Raylea and Eric’s love story is a testament to the power of true love to help one learn, better oneself and transform. It is also a testament to an important correlate to that: To truly love your partner, you must learn to love yourself. And, it is a testament to the symbiotic nature of both propositions. Check this out; you will see what I mean.
Raylea says, “We had something special. He was always there for me… He only wanted me to think for myself… I refocused my energy… Before this I never had a goal and now, I’m accomplishing every one. Without Eric’s continued love and support I truly believe I would not be the person I am today. We’ve grown up together and for the better. I want to be better not just for him but more importantly myself… It was only when I learned to love myself was I able to provide him the love he deserved. With all my being he is the love of my life, forever and always.”
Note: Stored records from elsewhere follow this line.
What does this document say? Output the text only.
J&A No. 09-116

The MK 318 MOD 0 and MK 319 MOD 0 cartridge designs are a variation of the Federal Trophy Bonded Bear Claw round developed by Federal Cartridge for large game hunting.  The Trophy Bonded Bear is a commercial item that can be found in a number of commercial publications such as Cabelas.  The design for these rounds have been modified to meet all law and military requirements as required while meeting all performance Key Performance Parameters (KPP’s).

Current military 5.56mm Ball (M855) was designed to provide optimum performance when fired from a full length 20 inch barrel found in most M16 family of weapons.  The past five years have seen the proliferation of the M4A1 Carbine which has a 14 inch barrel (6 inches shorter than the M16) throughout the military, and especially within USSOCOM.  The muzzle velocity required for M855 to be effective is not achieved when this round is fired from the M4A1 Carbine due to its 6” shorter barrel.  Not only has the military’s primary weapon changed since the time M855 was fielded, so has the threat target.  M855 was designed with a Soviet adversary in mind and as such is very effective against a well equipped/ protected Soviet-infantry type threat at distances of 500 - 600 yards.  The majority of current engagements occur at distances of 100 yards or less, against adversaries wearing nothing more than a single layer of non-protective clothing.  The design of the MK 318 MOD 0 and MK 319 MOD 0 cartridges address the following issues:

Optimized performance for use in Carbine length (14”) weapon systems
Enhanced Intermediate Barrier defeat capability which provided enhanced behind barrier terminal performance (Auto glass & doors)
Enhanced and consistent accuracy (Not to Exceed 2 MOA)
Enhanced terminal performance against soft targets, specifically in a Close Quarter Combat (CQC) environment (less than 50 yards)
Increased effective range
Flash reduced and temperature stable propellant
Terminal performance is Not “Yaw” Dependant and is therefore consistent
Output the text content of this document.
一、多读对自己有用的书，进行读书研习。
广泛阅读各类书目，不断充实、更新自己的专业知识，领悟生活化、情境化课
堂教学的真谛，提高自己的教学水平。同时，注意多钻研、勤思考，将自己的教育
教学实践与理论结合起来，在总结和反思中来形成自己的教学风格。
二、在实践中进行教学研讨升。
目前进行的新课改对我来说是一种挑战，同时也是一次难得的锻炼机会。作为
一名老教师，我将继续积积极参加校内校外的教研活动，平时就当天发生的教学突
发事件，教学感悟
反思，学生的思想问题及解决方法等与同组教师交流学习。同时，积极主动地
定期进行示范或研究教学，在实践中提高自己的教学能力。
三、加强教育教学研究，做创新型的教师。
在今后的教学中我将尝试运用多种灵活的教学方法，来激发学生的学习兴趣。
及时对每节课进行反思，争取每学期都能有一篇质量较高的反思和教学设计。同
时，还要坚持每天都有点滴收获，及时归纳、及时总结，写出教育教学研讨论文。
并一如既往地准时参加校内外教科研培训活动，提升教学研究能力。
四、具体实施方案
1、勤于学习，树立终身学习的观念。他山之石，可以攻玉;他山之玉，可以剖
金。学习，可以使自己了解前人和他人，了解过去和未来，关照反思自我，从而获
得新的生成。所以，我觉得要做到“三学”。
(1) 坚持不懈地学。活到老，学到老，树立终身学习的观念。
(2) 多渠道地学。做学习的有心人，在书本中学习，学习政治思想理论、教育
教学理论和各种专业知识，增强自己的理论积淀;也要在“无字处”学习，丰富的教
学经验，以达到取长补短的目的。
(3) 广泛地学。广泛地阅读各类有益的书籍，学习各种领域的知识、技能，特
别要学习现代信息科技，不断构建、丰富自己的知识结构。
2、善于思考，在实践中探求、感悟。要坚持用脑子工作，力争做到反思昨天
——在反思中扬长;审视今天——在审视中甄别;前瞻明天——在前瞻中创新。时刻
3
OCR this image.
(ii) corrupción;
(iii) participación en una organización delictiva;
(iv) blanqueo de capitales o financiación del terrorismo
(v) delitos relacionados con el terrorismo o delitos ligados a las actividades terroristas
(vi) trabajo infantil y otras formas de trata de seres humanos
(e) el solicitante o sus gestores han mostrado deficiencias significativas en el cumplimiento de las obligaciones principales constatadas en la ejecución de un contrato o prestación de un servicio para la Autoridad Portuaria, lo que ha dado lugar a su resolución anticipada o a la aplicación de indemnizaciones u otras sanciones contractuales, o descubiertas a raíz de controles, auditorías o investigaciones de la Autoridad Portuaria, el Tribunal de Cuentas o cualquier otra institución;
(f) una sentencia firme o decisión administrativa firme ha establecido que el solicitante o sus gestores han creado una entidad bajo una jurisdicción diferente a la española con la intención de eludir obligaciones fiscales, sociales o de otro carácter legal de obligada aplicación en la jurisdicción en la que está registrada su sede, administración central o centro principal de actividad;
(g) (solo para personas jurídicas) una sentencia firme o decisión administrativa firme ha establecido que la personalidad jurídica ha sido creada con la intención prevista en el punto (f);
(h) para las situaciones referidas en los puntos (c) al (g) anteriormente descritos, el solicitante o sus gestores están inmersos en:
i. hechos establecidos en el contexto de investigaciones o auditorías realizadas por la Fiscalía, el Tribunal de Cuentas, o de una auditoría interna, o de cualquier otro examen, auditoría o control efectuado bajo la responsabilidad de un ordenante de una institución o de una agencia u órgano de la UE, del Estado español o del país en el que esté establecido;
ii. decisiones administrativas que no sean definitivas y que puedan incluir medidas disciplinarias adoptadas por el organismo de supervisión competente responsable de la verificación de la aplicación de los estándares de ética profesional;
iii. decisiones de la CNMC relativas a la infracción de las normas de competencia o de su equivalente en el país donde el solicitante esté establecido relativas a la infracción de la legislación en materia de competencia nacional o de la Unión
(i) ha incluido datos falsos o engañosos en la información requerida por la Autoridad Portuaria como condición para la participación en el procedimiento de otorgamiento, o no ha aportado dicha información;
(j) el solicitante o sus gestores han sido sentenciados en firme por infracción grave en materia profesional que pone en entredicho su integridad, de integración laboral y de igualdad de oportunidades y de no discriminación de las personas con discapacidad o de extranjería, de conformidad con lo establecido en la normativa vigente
And, Eric says, “Just as Raylea has grown while being together I have been able to do the same. Sometimes I also have to learn things the hard way, and Raylea has shown me just as much forgiveness as I have for her. Raylea has also always been there for me when I need her. Although we may not agree on everything we have both learned to work together… We have learned not to sweat the small things. Being able to care for Raylea is also something that makes me want to actively continue to try and learn and work to better our lives.”
It is the power of this love that enabled Raylea to go from doubting that she knew what real love was to do something that not many women do. As a child of ardent feminist, McGovern voting, ERA supporting parents, it pains me to say this, but, yes, she is the very first of more than 450 hetero brides I have married who proposed to her groom. “It was the most legitimately surprised I have ever been in my entire life…” says Eric, “It could not have been more meaningful yet simple.”
Now, there is a great wish for any relationship, and one I am confident Raylea and Eric will achieve, “It could not have been more meaningful yet simple.”